Severe anchor conflicts and aggressive macroeconomic policy
After the war Sri Lanka started new IMF backed experimental anchors called flexible inflation targeting.
After average weighted call money rate (middle of the corridor) started around 2015, all was lost.
Sri Lanka ran from one currency crisis to another borrowing heavily while the credit rating allowed, as forex shortages emerged due to cutting rates on statistical formulae divorced from laws of nature, essentially the same process that led to 1960s and 1970s inflation in the US.
Sri Lanka eventually defaulted in 2022 after aggressively cutting rates, the statutory reserve ratio and taxes to close an output gap.
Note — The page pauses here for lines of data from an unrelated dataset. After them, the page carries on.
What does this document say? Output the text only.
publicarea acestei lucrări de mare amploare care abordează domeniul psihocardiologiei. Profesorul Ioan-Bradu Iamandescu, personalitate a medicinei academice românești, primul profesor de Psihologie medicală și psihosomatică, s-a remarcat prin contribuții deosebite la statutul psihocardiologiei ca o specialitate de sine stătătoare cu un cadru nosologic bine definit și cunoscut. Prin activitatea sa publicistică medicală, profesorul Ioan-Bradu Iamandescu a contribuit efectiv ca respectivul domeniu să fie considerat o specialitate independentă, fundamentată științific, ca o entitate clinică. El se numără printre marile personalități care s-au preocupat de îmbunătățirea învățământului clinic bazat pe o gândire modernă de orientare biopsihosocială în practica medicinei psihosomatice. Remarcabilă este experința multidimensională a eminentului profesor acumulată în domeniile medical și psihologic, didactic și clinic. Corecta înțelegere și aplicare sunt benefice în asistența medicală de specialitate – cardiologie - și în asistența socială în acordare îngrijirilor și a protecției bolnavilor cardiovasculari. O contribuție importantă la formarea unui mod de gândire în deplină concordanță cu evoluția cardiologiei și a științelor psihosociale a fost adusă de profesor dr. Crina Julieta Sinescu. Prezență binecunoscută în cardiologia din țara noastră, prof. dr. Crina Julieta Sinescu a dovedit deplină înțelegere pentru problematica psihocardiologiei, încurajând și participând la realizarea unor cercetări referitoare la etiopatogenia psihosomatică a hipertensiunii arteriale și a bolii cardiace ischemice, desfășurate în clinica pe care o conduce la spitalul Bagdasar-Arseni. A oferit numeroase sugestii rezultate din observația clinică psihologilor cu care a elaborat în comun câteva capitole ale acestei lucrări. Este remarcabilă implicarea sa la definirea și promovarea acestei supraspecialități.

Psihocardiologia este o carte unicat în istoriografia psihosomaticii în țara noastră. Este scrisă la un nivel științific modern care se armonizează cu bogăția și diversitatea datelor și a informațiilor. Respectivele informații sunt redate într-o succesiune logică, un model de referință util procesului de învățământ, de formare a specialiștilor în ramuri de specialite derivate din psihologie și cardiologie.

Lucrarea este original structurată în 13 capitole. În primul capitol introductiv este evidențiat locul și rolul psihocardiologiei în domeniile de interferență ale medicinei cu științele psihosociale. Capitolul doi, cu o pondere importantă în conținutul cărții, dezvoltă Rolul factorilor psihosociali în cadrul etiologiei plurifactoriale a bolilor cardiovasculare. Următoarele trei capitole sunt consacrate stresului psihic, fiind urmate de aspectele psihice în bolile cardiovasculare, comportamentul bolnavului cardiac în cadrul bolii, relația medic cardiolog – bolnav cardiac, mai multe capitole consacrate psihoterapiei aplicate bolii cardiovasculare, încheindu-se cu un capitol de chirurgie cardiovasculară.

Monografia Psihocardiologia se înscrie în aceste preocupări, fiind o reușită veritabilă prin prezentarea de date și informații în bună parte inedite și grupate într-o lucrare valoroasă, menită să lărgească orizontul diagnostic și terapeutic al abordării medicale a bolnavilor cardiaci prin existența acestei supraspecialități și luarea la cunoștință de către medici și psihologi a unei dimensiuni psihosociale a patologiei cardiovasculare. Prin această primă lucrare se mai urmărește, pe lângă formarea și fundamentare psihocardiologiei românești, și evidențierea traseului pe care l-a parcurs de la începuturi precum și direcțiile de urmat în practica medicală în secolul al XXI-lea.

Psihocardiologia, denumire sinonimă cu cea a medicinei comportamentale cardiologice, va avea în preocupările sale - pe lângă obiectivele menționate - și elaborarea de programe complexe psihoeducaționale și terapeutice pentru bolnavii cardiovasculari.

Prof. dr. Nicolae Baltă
Technical assistance to do it (as with the Second Amendment) came from the IMF.
The IMF is now giving technical advice for a single policy rate.
How people are misled as to the causes of inflation (supply or cost) and forex crises (current account or trade deficit or lack of exports) is a testament to the success of propaganda powers of macroeconomists, inflationary central banks and also the IMF itself.
Stabilization Crises
Each period of inflation or balance of payments crisis triggered by average call money rate targeting or the single policy rate as the case may be, leads to a ‘stabilization crisis’.
Stabilization crisis from the policy rate, triggers bank failures and unemployment. In the current crises, the state banks which used open market operations the most since the end of the war, now require capital injections while private banks also were hit by bad loans.
Austrian economists like Hayek as well as French and Swedish economists rejected Keynesianism as soon as it was propagated in the 1920 and 1930s as they had seen the effects of central banking with the policy rate, stabilization and banking crises in Austria.
Sri Lanka saw massive queues of people trying to get passports to go to mainly currency-board-like regimes in the Middle East in the latest central bank/macroeconomic policy crisis.
“This manufacture of unemployment by what are called ‘full employment policies’ is a complex process. In essence it operates by temporary changes in the distribution of demand, drawing both unemployed and already employed workers into jobs which will disappear with the end of inflation,” Hayek explained.
“What will happen during a major inflation is illustrated by an observation from the early 1920s which many of my Viennese contemporaries will confirm: in the city many of the famous coffee houses were driven from the best comer sites by new bank offices and returned after the ‘stabilization crisis’, when the banks had contracted or collapsed and thousands of bank clerks swelled the ranks of the unemployed.”
In Sri Lanka despite austerity propaganda from the West, there is some understanding about its value due to currency appreciation permitted under deflationary policy.
Due so called ‘competitive exchange rates’ which was rejected by Singapore and the most successful East Asian nations, post 1978 IMF programs are usually rejected in toto by the electorate.
The politician who fixes the system usually gets blamed. In the present day inflationist macro-economists cry from the rooftops that there is ‘austerity’ though all the harm on the poor comes from the inflation and currency depreciation from the original crisis.
The first victim of central banks interest rate suppression and liquidity tools even without a single policy rate or average weighted call money rate targeting was the 1955 administration.
“The politicians who will be blamed for it will not be those who created the inflation but those who stopped it,” Hayek said.
“No worse trap could have been set for a democratic system in which the government is forced to act on the beliefs that the people think to be true.”